Saturday, June 05, 2010

Headline: "pop goes the bond fund balloon"

Marketwatch has a lead headline with a cute cartoon about a possible bubble in bonds (link).

Retail investors have been pouring money into bond funds. The driving forces behind the stampede include: low CD rates and money market rates, and volatile equity markets.

Bonds have rallied on the news from Europe, so seem more vulnerable than a few weeks ago when TLT was 89/90.

Do CD rates have to start on up before folks will start fleeing bond funds, or will bonds be sold on anticipation of higher short term rates? Many pros are already either hedged or actively shorting based on fundamentals. When will the average investor make the move? I don't have a solid answer, but still believe as long as headlines and pundits warn of a bubble, the bubble isn't ready to deflate. The bubble is more likely to expand a bit more.

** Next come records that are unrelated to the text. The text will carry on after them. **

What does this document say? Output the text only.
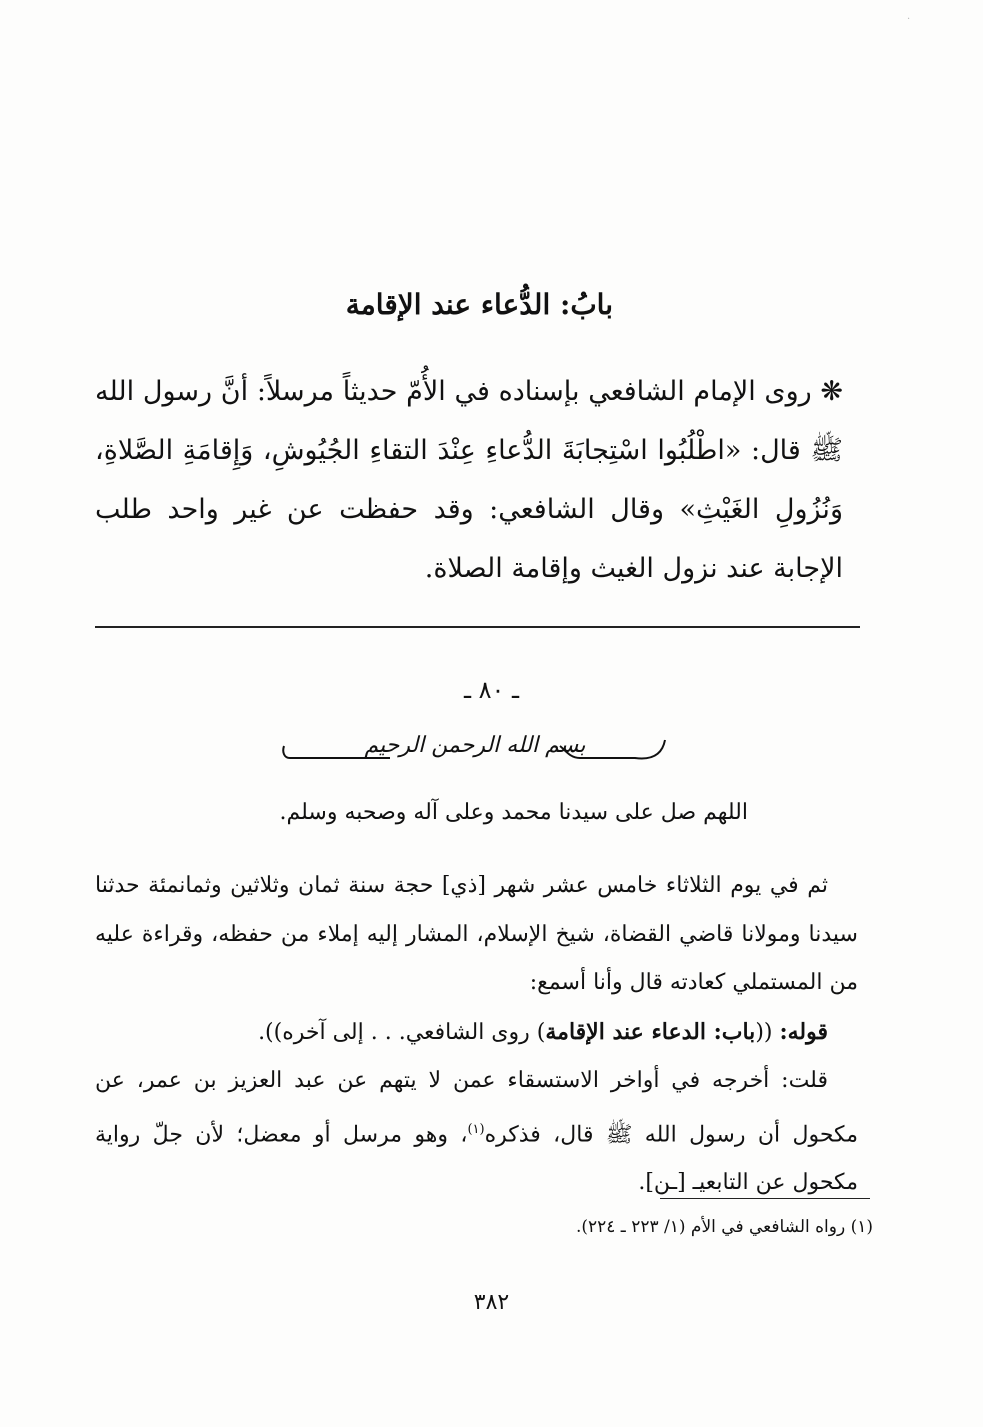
·
بابُ: الدُّعاء عند الإقامة
❋ روى الإمام الشافعي بإسناده في الأُمّ حديثاً مرسلاً: أنَّ رسول الله ﷺ قال: «اطْلُبُوا اسْتِجابَةَ الدُّعاءِ عِنْدَ التقاءِ الجُيُوشِ، وَإِقامَةِ الصَّلاةِ، وَنُزُولِ الغَيْثِ» وقال الشافعي: وقد حفظت عن غير واحد طلب الإجابة عند نزول الغيث وإقامة الصلاة.
ـ ٨٠ ـ
بسم الله الرحمن الرحيم
اللهم صل على سيدنا محمد وعلى آله وصحبه وسلم.

ثم في يوم الثلاثاء خامس عشر شهر [ذي] حجة سنة ثمان وثلاثين وثمانمئة حدثنا سيدنا ومولانا قاضي القضاة، شيخ الإسلام، المشار إليه إملاء من حفظه، وقراءة عليه من المستملي كعادته قال وأنا أسمع:

قوله: ((باب: الدعاء عند الإقامة) روى الشافعي. . . إلى آخره)).

قلت: أخرجه في أواخر الاستسقاء عمن لا يتهم عن عبد العزيز بن عمر، عن مكحول أن رسول الله ﷺ قال، فذكره$^{(١)}$، وهو مرسل أو معضل؛ لأن جلّ رواية مكحول عن التابعيـ [ـن].

(١) رواه الشافعي في الأم (١/ ٢٢٣ ـ ٢٢٤).
٣٨٢
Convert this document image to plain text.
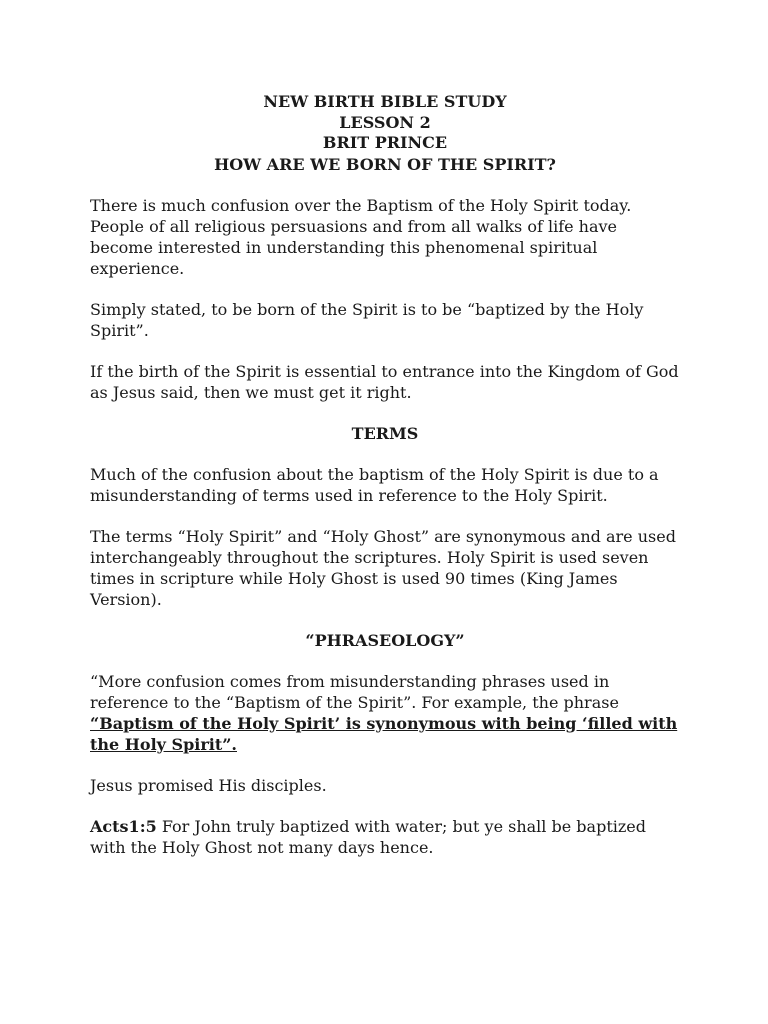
NEW BIRTH BIBLE STUDY
LESSON 2
BRIT PRINCE
HOW ARE WE BORN OF THE SPIRIT?

There is much confusion over the Baptism of the Holy Spirit today. People of all religious persuasions and from all walks of life have become interested in understanding this phenomenal spiritual experience.

Simply stated, to be born of the Spirit is to be “baptized by the Holy Spirit”.

If the birth of the Spirit is essential to entrance into the Kingdom of God as Jesus said, then we must get it right.

TERMS

Much of the confusion about the baptism of the Holy Spirit is due to a misunderstanding of terms used in reference to the Holy Spirit.

The terms “Holy Spirit” and “Holy Ghost” are synonymous and are used interchangeably throughout the scriptures. Holy Spirit is used seven times in scripture while Holy Ghost is used 90 times (King James Version).

“PHRASEOLOGY”

“More confusion comes from misunderstanding phrases used in reference to the “Baptism of the Spirit”. For example, the phrase “Baptism of the Holy Spirit’ is synonymous with being ‘filled with the Holy Spirit”.

Jesus promised His disciples.

Acts1:5 For John truly baptized with water; but ye shall be baptized with the Holy Ghost not many days hence.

TLT and TBT were talked about during the ThinkorSwim market wrap. Anyone can listen, non-customers have to register. This week the TOS website link is having issues. Anyway, the anecdote is that one of the participants surveyed a room full of 400 people at a seminar. The question was "how many think interest rates are going higher?" Almost every hand went up. The second question, "how many have that position?" Only one hand went up. Now, the caveats are that this is anecdotal. The ThinkorSwim seminar participants mostly focus on options on stocks. So a person could justify either position based on the anecdote. Everyone is bearish on bonds, but only one trader is actually in the position.